Championships have been won, local players have prospered, and the Breakers have become the blueprint for every other sporting franchise in New Zealand.
So what is the secret to their success? How have the Breakers flourished while the Warriors have frustrated and the Kingz (and Knights) collapsed?
The answer lies in the philosophy of a supermarket owner, the expectations of a grizzled Bear and the dream of a general manager.
Clarke, who has been at the Breakers since the club's inception, vividly remembers playing in front of a few hundred people at Manukau in year three, coach Andrej Lemanis' first season at the helm.
In those dark days, the Breakers were losing games, leaking the country's best basketball talent and, even worse, few seemed to care.
"It was a long way off then," Clarke said of the club's long-term plan. "You're thinking, 'this is hard', but all your decision making along the pathway had [the plan] in mind."
One decision, in particular, stood out for Clarke as the first point of the 180-degree turn the Breakers were about to undertake. As a club which had consistently finished in the bottom three, Australia's best weren't exactly inundating their travel agents for information about Auckland.
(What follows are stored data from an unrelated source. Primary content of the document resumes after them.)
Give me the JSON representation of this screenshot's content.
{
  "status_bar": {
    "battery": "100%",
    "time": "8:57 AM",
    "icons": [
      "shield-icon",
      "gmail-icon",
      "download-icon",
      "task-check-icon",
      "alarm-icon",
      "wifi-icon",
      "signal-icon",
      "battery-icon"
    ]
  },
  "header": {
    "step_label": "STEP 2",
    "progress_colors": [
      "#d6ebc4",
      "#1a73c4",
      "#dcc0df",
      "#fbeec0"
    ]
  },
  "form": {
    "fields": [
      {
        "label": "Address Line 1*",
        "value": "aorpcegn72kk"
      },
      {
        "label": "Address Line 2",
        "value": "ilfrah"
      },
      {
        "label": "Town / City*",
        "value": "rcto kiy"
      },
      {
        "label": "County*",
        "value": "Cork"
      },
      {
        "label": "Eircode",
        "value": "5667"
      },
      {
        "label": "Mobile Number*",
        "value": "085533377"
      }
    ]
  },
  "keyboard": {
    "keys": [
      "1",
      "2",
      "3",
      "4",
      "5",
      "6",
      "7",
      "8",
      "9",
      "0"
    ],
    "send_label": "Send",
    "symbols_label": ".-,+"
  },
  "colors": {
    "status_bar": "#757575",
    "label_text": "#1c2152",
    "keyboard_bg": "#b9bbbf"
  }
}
But that all changed with the acquisition of Tony Ronaldson, a veteran of two Olympics and 18 seasons in the Australian NBL.
"Signing Tony was the turning point," Clarke said. "Bear is a legend and, as much as it was about him deciding to come, it's what he brought.
"We gave him free licence to tell us what he thought was wrong - and he told us a lot. He wasn't shy. He brought that part of his personality and we needed that."
He also created something of a domino effect, helping lure Tall Blacks Kirk Penney and Phill Jones to their hometown team and helping the Breakers reach their first playoffs. The following year, CJ Bruton, a three-time champion, followed Ronaldson's lead and Dillon Boucher, a foundation player who fled the club, joined his international teammates.
"Something those guys bring is incredible belief that you're going to win," Clarke said. "The road record comes a lot down to guys like that saying, 'the court's the same, it's just in a different building, no excuses'."
That positive shift in attitude was matched off the court by the family-first approach of club owners, Paul and Liz Blackwell. The supermarket magnates famously enacted a "no dickheads" policy on player recruitment, which Clarke said makes life a lot easier.
The Blackwells also aided the Breakers in becoming a community club.
"The big thing has been the values that have been brought into the club - the family-based values and the expectations that we've put on ourselves as a team," Boucher said. "This club's worked very hard at doing a lot of things off-court as well as on-court. You put the two together and you're going to get a sell-out crowd."
The fact that crowd now fills Auckland's downtown venue is something beyond belief for a player who experienced the depths of the valley before this current peak.
"It's crazy," Boucher said. "We thought we'd never ever sell out North Shore Events Centre, let alone Vector Arena."
Let alone for a regular season game. Lemanis has overseen the transformation on the court, but he was just as keen to pay credit to those behind the scenes.
"[The sell-out] is obviously a good comment on where the club has come and the progress the club has made," he said. "There's been a lot of hard work put in by a lot of people.
"The club's kept to a direction, kept to a plan and you're starting to see the payback of that now in people voting with the bums on seats. I think credit goes to the club for staying with that path."
And if the Breakers can continue their club-record nine-game winning streak tonight, that path may very well lead to a third straight championship.